A major problem for widespread application of the treatment model is the lack of coordination between the prison system and the community correctional system. For example, because the federal prisons constitute a nationwide system, an offender with mental illness may be housed in a prison located hundreds of miles from his or her eventual community placement. Prison staff are unlikely to be aware of the resources in the city where the inmate is to be released and must rely on the local probation officer's knowledge of community resources for essential prerelease case management. However, not all probation officers are aware of community resources that would be appropriate for offenders with mental illness.
As noted, the program described here was not designed with a priori research questions in mind. Thus a major drawback of this descriptive study is the absence of a control group, making it impossible to form conclusions about the effectiveness of the clinical model in retaining its clients or in reducing recidivism.

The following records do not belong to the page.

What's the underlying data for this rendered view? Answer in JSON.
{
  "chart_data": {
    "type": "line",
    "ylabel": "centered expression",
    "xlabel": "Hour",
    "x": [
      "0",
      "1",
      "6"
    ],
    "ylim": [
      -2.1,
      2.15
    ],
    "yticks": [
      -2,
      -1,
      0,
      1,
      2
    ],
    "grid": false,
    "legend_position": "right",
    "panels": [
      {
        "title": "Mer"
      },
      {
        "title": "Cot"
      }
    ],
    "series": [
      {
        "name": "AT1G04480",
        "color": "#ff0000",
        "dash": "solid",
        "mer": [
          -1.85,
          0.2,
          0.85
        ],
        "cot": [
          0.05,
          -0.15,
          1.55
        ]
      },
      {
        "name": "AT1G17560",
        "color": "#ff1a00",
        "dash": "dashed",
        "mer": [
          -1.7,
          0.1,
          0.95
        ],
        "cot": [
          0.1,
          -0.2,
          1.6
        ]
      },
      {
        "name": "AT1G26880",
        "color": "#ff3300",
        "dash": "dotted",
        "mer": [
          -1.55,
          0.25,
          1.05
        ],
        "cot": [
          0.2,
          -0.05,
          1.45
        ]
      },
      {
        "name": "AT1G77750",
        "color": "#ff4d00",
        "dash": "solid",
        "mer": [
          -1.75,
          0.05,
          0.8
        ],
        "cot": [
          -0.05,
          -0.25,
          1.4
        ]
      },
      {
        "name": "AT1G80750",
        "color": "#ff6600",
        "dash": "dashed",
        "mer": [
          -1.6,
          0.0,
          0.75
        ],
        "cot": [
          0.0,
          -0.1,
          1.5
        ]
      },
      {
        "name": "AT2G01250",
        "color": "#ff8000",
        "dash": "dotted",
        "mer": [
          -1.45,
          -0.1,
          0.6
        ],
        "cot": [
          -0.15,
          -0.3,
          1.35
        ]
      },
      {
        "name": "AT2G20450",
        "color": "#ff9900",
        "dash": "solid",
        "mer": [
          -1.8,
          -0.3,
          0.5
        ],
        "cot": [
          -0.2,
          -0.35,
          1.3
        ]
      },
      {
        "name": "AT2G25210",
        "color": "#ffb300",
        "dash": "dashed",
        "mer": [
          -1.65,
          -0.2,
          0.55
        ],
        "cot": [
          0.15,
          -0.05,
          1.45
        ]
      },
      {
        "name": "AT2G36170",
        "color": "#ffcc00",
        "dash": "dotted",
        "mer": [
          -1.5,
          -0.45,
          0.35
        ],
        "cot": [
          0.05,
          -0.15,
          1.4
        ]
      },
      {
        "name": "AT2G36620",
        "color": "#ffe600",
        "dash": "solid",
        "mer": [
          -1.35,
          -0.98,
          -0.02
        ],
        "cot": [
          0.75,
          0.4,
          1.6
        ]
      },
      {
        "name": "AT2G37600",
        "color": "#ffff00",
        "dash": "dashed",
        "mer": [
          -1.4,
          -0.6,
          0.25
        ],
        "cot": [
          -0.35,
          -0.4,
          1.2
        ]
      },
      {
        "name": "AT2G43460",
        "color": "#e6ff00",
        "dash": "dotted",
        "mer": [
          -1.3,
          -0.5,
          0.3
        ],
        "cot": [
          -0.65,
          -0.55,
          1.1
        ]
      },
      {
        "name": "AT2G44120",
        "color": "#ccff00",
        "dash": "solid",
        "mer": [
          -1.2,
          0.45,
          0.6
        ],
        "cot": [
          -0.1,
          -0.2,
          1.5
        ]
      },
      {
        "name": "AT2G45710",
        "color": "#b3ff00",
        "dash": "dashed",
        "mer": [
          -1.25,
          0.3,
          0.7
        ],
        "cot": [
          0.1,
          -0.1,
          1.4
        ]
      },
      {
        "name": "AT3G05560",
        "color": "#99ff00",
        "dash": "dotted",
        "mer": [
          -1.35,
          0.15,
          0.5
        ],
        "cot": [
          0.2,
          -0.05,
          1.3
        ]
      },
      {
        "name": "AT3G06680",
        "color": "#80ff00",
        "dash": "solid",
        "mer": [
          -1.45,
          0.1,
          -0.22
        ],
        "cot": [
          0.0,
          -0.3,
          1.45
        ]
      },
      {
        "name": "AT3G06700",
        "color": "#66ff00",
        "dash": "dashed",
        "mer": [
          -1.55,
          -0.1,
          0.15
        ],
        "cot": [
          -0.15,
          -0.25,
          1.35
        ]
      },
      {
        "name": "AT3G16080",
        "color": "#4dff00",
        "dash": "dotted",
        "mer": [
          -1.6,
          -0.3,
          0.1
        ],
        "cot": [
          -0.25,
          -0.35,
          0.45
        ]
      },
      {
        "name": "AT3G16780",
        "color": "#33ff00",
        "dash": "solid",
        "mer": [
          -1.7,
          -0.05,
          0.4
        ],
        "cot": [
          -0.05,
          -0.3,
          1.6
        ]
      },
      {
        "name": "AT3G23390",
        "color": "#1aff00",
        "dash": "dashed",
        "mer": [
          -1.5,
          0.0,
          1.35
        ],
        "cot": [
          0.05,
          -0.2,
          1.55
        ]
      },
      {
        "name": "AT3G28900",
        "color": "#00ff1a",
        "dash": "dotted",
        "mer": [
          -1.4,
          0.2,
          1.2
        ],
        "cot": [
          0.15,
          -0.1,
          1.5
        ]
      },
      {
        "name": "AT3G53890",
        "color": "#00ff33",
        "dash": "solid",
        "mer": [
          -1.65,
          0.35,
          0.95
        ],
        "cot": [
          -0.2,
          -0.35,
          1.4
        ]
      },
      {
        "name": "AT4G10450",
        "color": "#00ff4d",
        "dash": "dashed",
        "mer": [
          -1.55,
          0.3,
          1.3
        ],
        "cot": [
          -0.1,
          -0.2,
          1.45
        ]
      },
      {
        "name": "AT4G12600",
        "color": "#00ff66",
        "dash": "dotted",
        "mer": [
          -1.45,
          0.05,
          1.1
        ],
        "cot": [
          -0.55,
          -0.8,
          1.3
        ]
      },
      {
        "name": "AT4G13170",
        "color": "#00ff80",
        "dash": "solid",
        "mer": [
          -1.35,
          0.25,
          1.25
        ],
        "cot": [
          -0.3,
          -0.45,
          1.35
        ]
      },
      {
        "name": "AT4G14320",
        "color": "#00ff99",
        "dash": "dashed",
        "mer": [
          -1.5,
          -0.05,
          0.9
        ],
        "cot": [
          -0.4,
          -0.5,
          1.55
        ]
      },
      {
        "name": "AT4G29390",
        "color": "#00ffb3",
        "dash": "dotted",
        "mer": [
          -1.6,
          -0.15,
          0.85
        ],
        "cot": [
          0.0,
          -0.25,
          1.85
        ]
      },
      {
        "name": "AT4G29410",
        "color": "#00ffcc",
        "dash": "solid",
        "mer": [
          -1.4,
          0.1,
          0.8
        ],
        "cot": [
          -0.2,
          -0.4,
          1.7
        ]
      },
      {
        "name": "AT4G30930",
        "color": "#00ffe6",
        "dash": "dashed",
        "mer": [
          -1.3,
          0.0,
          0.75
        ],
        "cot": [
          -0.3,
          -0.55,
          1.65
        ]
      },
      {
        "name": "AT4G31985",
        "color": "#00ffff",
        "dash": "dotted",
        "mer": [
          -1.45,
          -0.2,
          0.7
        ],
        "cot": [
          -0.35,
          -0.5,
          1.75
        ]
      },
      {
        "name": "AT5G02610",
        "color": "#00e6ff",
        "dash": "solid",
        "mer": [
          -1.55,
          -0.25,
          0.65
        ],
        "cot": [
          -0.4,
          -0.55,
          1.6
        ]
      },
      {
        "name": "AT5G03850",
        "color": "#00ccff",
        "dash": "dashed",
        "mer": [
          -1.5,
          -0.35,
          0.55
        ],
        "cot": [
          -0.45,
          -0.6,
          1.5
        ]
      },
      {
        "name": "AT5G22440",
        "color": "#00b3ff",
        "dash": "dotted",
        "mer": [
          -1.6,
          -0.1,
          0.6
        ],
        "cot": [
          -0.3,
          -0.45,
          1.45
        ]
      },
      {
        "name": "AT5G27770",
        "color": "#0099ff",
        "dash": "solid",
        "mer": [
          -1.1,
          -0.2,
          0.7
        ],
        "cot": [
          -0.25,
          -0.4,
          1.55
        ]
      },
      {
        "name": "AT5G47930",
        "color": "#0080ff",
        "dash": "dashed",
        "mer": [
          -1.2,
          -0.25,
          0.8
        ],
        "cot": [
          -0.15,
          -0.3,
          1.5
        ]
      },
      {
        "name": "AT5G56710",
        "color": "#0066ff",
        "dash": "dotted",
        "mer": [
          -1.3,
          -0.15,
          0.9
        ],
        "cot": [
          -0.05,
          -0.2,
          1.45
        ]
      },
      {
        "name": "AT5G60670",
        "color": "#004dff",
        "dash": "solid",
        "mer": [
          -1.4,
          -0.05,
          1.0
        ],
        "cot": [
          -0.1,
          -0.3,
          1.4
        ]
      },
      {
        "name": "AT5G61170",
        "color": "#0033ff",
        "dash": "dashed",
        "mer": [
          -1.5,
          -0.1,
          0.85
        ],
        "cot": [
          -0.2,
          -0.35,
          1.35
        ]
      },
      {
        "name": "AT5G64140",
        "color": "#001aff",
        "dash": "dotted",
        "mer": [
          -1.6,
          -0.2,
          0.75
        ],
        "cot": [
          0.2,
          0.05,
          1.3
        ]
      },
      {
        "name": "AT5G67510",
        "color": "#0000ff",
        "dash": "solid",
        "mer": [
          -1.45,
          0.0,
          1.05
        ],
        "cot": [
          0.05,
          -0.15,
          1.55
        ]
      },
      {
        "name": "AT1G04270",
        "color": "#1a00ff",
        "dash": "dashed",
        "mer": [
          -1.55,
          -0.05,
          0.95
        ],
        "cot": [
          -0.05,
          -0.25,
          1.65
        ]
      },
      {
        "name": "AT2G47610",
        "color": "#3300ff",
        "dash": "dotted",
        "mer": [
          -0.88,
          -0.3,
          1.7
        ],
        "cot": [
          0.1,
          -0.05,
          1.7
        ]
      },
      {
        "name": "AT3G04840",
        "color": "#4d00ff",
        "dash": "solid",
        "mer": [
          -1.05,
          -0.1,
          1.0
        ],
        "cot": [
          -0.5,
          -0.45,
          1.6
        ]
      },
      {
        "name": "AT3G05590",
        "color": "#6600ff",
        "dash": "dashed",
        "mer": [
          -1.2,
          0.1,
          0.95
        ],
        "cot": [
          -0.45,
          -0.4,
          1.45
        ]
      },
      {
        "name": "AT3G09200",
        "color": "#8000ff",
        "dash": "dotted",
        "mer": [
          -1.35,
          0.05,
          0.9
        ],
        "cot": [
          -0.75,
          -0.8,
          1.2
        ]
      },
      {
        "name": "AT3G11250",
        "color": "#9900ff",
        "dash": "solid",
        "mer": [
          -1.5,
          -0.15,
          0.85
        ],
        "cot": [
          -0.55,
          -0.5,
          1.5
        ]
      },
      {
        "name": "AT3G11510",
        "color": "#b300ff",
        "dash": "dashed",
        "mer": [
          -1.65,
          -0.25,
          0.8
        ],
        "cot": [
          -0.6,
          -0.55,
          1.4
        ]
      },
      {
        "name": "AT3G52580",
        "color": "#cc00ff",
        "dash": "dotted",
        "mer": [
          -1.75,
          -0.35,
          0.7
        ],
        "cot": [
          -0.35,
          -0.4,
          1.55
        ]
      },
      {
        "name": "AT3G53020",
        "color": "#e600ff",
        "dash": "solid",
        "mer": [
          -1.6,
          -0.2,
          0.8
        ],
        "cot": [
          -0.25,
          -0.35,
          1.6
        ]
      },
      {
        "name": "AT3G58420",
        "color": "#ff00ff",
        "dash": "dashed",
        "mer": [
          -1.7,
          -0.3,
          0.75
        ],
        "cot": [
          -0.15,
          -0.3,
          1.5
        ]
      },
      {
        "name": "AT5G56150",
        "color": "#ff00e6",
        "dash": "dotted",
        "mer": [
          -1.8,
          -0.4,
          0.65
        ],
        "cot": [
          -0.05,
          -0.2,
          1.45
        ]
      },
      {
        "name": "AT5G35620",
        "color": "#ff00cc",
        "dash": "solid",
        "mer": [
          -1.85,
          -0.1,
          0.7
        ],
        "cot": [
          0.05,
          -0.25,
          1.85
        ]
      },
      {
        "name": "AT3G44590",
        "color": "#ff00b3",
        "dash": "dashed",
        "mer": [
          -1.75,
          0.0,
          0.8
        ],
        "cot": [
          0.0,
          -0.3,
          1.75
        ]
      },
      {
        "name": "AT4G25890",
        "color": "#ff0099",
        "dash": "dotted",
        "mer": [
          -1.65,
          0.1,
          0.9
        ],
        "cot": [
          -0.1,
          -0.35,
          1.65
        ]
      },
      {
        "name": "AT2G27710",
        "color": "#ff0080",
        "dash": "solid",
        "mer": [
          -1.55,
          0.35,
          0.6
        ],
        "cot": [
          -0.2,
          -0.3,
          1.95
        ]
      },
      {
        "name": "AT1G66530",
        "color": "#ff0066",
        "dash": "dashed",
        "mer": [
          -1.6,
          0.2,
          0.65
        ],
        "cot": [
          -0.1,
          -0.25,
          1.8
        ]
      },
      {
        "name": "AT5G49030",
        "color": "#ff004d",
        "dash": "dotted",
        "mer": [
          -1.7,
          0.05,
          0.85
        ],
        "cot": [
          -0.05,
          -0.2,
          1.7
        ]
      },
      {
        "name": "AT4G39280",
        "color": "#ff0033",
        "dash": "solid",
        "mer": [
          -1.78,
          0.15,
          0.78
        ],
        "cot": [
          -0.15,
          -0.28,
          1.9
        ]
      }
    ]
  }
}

Using the cohort as its own control might lead to the conclusion that the treatment model is effective, at least in broad terms of violations of parole or probation. In our opinion, this conclusion is not valid, given the large number of uncontrolled variables, including length of time in the community before violation of release terms and reason for the violation.
Although we have the impression that the model has resulted in reduced burden of illness to the offenders enrolled in the program and to a lower rate of criminal activity, these findings may be the result of the cohort's older age range, from 30 to 56 years. Older age has been associated with remission of antisocial symptoms (
31).
Despite these drawbacks of the study, this collaborative model appears to be applicable to many settings in which the mental health and community correctional systems interact. Research should be conducted to test the cost-effectiveness and clinical and criminal justice outcomes of this approach. Although our model involves the federal correctional system, it could also be used in other correctional systems. The working relationship of clinical and community correctional personnel meets the mental health needs of the patients while ensuring that the safety interests of the courts and the public are protected, in a cost-effective, efficacious, and humane manner.